Now use the sampsi command to check your answer. The ratio() option allows you to indicate a ratio of treatment:comparison observations that differs from one (note that this is not the same as the proportion of observations that are treated). What is the required sample size that you would need to detect an impact as large as your answer to Question 6?

Question 8

One way to increase power is to include controls that explain the observed variation in the outcome variable. When you plan to include controls, the standard deviation used in the MDE calculuation is the standard deviation of the the residuals after regressing the outcome on the controls. Replace the missing values of the variables b_acres with zeroes. Then, regress b_knowledge_correct on b_h_edu, b_hh_size, b_acres, and b_dist_km. Use the post-estimation command predict to predict the residuals, generating the new variable yresid. Then summarize yresid. What is the standard deviation of the outcome variable after regressing on the controls?

Question 9

Using the standard deviation of the residualized outcome variable, calculate the MDE (using the assumptions about the ratio of treatment and control observations that you used in Question 6). What is the MDE?

Question 10

What is the mean of the outcome variable, b_knowledge_correct?

Question 11

Express the MDE as a perecentage of the outcome variable of interest: how large of a (percent) change in b_knowledge_correct would we need to anticipate if we wanted to have power of 0.8 to detect it?

Question 12

Now we will consider a completely different data set: the data on access to microfinance that we used in Empirical Exercise 8. The data comes from the paper The Miracle of Microfinance? Evidence from a Randomized Evaluation by Abhijit Banerjee, Esther Duflo, Rachel Glennerster, and Cynthia Kinnan. The paper reports the results of one of the first randomized evaluations of a microcredit intervention. The authors worked with an Indian MFI (microfinance institution) called Spandana that was expanding into the city of Hyderabad. Spandana identified 104 neighborhoods where it would be willing to open branches. They couldn’t open branches in all the neighborhoods simultaneously, so they worked with the researchers to assign half of them to a treatment group where branches would be opened immediately. Spandana held off on opening branches in the control neighborhoods until after the study.

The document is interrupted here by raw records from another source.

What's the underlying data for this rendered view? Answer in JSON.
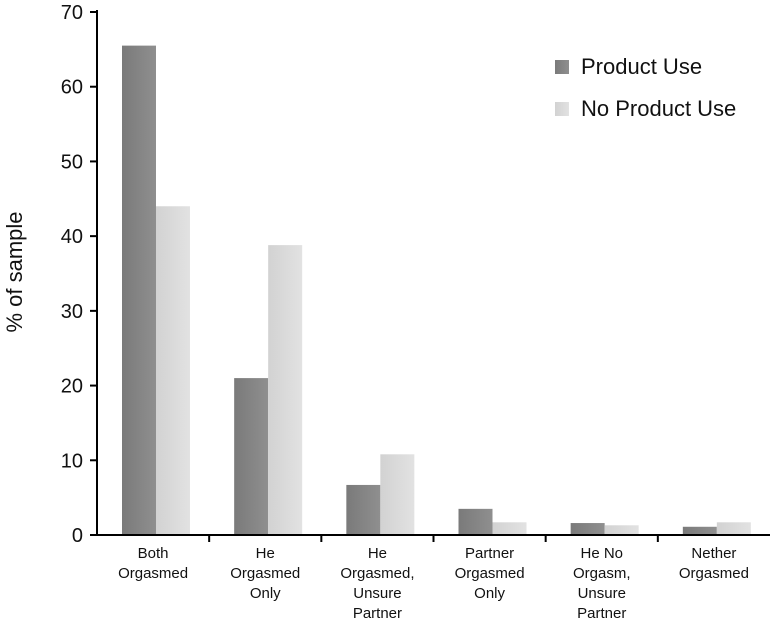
{
  "chart_data": {
    "type": "bar",
    "title": "",
    "xlabel": "",
    "ylabel": "% of sample",
    "ylim": [
      0,
      70
    ],
    "yticks": [
      0,
      10,
      20,
      30,
      40,
      50,
      60,
      70
    ],
    "grid": false,
    "legend_position": "top-right",
    "categories": [
      [
        "Both",
        "Orgasmed"
      ],
      [
        "He",
        "Orgasmed",
        "Only"
      ],
      [
        "He",
        "Orgasmed,",
        "Unsure",
        "Partner"
      ],
      [
        "Partner",
        "Orgasmed",
        "Only"
      ],
      [
        "He No",
        "Orgasm,",
        "Unsure",
        "Partner"
      ],
      [
        "Nether",
        "Orgasmed"
      ]
    ],
    "series": [
      {
        "name": "Product Use",
        "color": "#7a7a7a",
        "color_light": "#8f8f8f",
        "values": [
          65.5,
          21,
          6.7,
          3.5,
          1.6,
          1.1
        ]
      },
      {
        "name": "No Product Use",
        "color": "#d2d2d2",
        "color_light": "#e2e2e2",
        "values": [
          44,
          38.8,
          10.8,
          1.7,
          1.3,
          1.7
        ]
      }
    ]
  }
}
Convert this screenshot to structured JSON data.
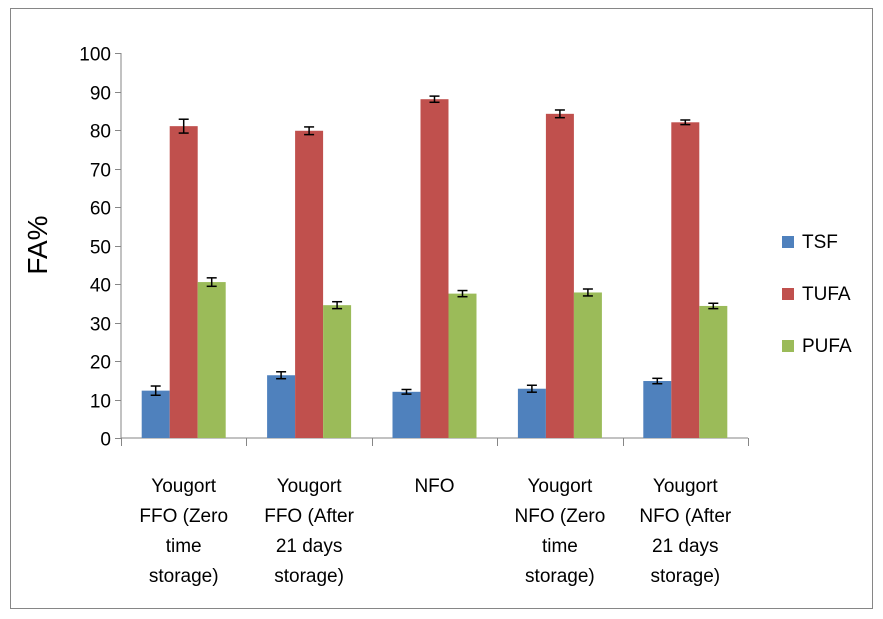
{
  "chart_data": {
    "type": "bar",
    "title": "",
    "xlabel": "",
    "ylabel": "FA%",
    "ylim": [
      0,
      100
    ],
    "yticks": [
      0,
      10,
      20,
      30,
      40,
      50,
      60,
      70,
      80,
      90,
      100
    ],
    "grid": false,
    "legend_position": "right",
    "categories": [
      [
        "Yougort",
        "FFO (Zero",
        "time",
        "storage)"
      ],
      [
        "Yougort",
        "FFO (After",
        "21 days",
        "storage)"
      ],
      [
        "NFO"
      ],
      [
        "Yougort",
        "NFO  (Zero",
        "time",
        "storage)"
      ],
      [
        "Yougort",
        "NFO  (After",
        "21 days",
        "storage)"
      ]
    ],
    "series": [
      {
        "name": "TSF",
        "color": "#4F81BD",
        "values": [
          12.3,
          16.3,
          12.0,
          12.8,
          14.8
        ],
        "errors": [
          1.2,
          0.9,
          0.6,
          0.9,
          0.7
        ]
      },
      {
        "name": "TUFA",
        "color": "#C0504D",
        "values": [
          81.0,
          79.8,
          88.0,
          84.2,
          82.0
        ],
        "errors": [
          1.8,
          1.0,
          0.8,
          1.0,
          0.6
        ]
      },
      {
        "name": "PUFA",
        "color": "#9BBB59",
        "values": [
          40.5,
          34.5,
          37.5,
          37.8,
          34.3
        ],
        "errors": [
          1.1,
          0.9,
          0.8,
          0.9,
          0.7
        ]
      }
    ]
  }
}
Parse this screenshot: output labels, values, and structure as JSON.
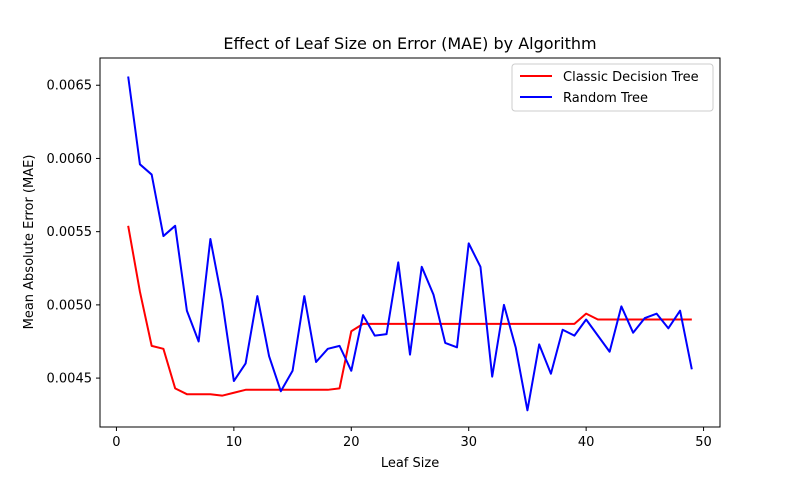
{
  "chart_data": {
    "type": "line",
    "title": "Effect of Leaf Size on Error (MAE) by Algorithm",
    "xlabel": "Leaf Size",
    "ylabel": "Mean Absolute Error (MAE)",
    "xlim": [
      -1.4,
      51.4
    ],
    "ylim": [
      0.004166,
      0.006686
    ],
    "xticks": [
      0,
      10,
      20,
      30,
      40,
      50
    ],
    "yticks": [
      0.0045,
      0.005,
      0.0055,
      0.006,
      0.0065
    ],
    "ytick_labels": [
      "0.0045",
      "0.0050",
      "0.0055",
      "0.0060",
      "0.0065"
    ],
    "grid": false,
    "legend_position": "top-right",
    "series": [
      {
        "name": "Classic Decision Tree",
        "color": "#ff0000",
        "x": [
          1,
          2,
          3,
          4,
          5,
          6,
          7,
          8,
          9,
          10,
          11,
          12,
          13,
          14,
          15,
          16,
          17,
          18,
          19,
          20,
          21,
          22,
          23,
          24,
          25,
          26,
          27,
          28,
          29,
          30,
          31,
          32,
          33,
          34,
          35,
          36,
          37,
          38,
          39,
          40,
          41,
          42,
          43,
          44,
          45,
          46,
          47,
          48,
          49
        ],
        "y": [
          0.00554,
          0.00509,
          0.00472,
          0.0047,
          0.00443,
          0.00439,
          0.00439,
          0.00439,
          0.00438,
          0.0044,
          0.00442,
          0.00442,
          0.00442,
          0.00442,
          0.00442,
          0.00442,
          0.00442,
          0.00442,
          0.00443,
          0.00482,
          0.00487,
          0.00487,
          0.00487,
          0.00487,
          0.00487,
          0.00487,
          0.00487,
          0.00487,
          0.00487,
          0.00487,
          0.00487,
          0.00487,
          0.00487,
          0.00487,
          0.00487,
          0.00487,
          0.00487,
          0.00487,
          0.00487,
          0.00494,
          0.0049,
          0.0049,
          0.0049,
          0.0049,
          0.0049,
          0.0049,
          0.0049,
          0.0049,
          0.0049
        ]
      },
      {
        "name": "Random Tree",
        "color": "#0000ff",
        "x": [
          1,
          2,
          3,
          4,
          5,
          6,
          7,
          8,
          9,
          10,
          11,
          12,
          13,
          14,
          15,
          16,
          17,
          18,
          19,
          20,
          21,
          22,
          23,
          24,
          25,
          26,
          27,
          28,
          29,
          30,
          31,
          32,
          33,
          34,
          35,
          36,
          37,
          38,
          39,
          40,
          41,
          42,
          43,
          44,
          45,
          46,
          47,
          48,
          49
        ],
        "y": [
          0.00656,
          0.00596,
          0.00589,
          0.00547,
          0.00554,
          0.00496,
          0.00475,
          0.00545,
          0.00503,
          0.00448,
          0.0046,
          0.00506,
          0.00465,
          0.00441,
          0.00455,
          0.00506,
          0.00461,
          0.0047,
          0.00472,
          0.00455,
          0.00493,
          0.00479,
          0.0048,
          0.00529,
          0.00466,
          0.00526,
          0.00507,
          0.00474,
          0.00471,
          0.00542,
          0.00526,
          0.00451,
          0.005,
          0.00471,
          0.00428,
          0.00473,
          0.00453,
          0.00483,
          0.00479,
          0.0049,
          0.00479,
          0.00468,
          0.00499,
          0.00481,
          0.00491,
          0.00494,
          0.00484,
          0.00496,
          0.00456
        ]
      }
    ]
  }
}
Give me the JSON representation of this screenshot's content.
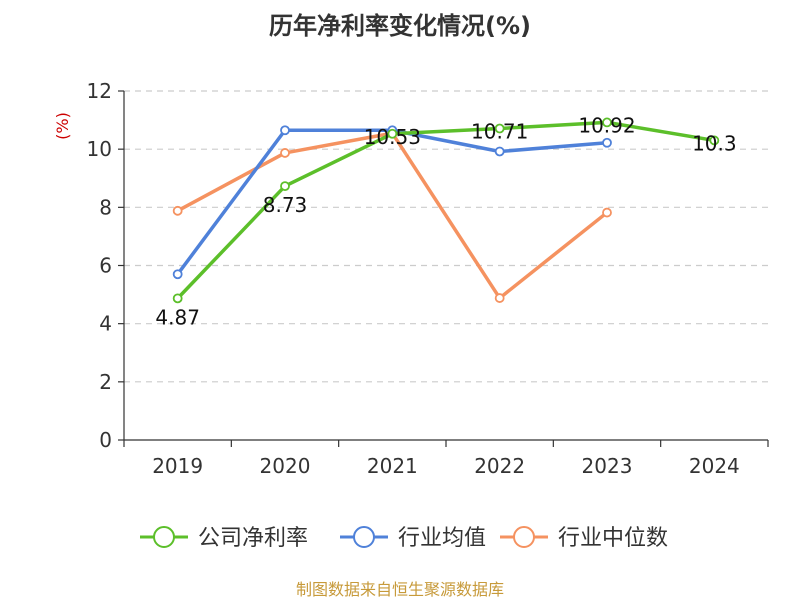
{
  "chart_data": {
    "type": "line",
    "title": "历年净利率变化情况(%)",
    "ylabel": "(%)",
    "xlabel": "",
    "ylim": [
      0,
      12
    ],
    "yticks": [
      0,
      2,
      4,
      6,
      8,
      10,
      12
    ],
    "categories": [
      "2019",
      "2020",
      "2021",
      "2022",
      "2023",
      "2024"
    ],
    "grid": true,
    "legend_position": "bottom",
    "series": [
      {
        "name": "公司净利率",
        "color": "#5cbf2a",
        "values": [
          4.87,
          8.73,
          10.53,
          10.71,
          10.92,
          10.3
        ],
        "labels": [
          "4.87",
          "8.73",
          "10.53",
          "10.71",
          "10.92",
          "10.3"
        ]
      },
      {
        "name": "行业均值",
        "color": "#4f81d9",
        "values": [
          5.7,
          10.65,
          10.65,
          9.92,
          10.22,
          null
        ]
      },
      {
        "name": "行业中位数",
        "color": "#f59260",
        "values": [
          7.88,
          9.87,
          10.55,
          4.88,
          7.82,
          null
        ]
      }
    ]
  },
  "footer": "制图数据来自恒生聚源数据库"
}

Use the code below to read the data into Stata and drop the observations where our outcome variable of interest, bizprofit_1, is missing:

clear
webuse set https://pjakiela.github.io/ECON379/exercises/E8-TOT/
webuse E8-BanerjeeEtAl-data.dta
drop if bizprofit_1==.

Look at a histogram of the bizprofit_1 variable. What do you notice about its distribution? Now use the sum command with the detail option. What is the mean of bizprofit_1?

Question 13

What is the standard deviation of bizprofit_1?

Question 14

Given the size of this data set and the standard deviation of bizprofit_1, what is the MDE if you wanted to have power of 0.8 (assuming treatment and comparison groups of equal size)?

Question 15

How does this MDE compare to the mean of the outcome variable? How large of a percent change in the outcome would you need to anticipate if you wanted to have power of at least 0.8?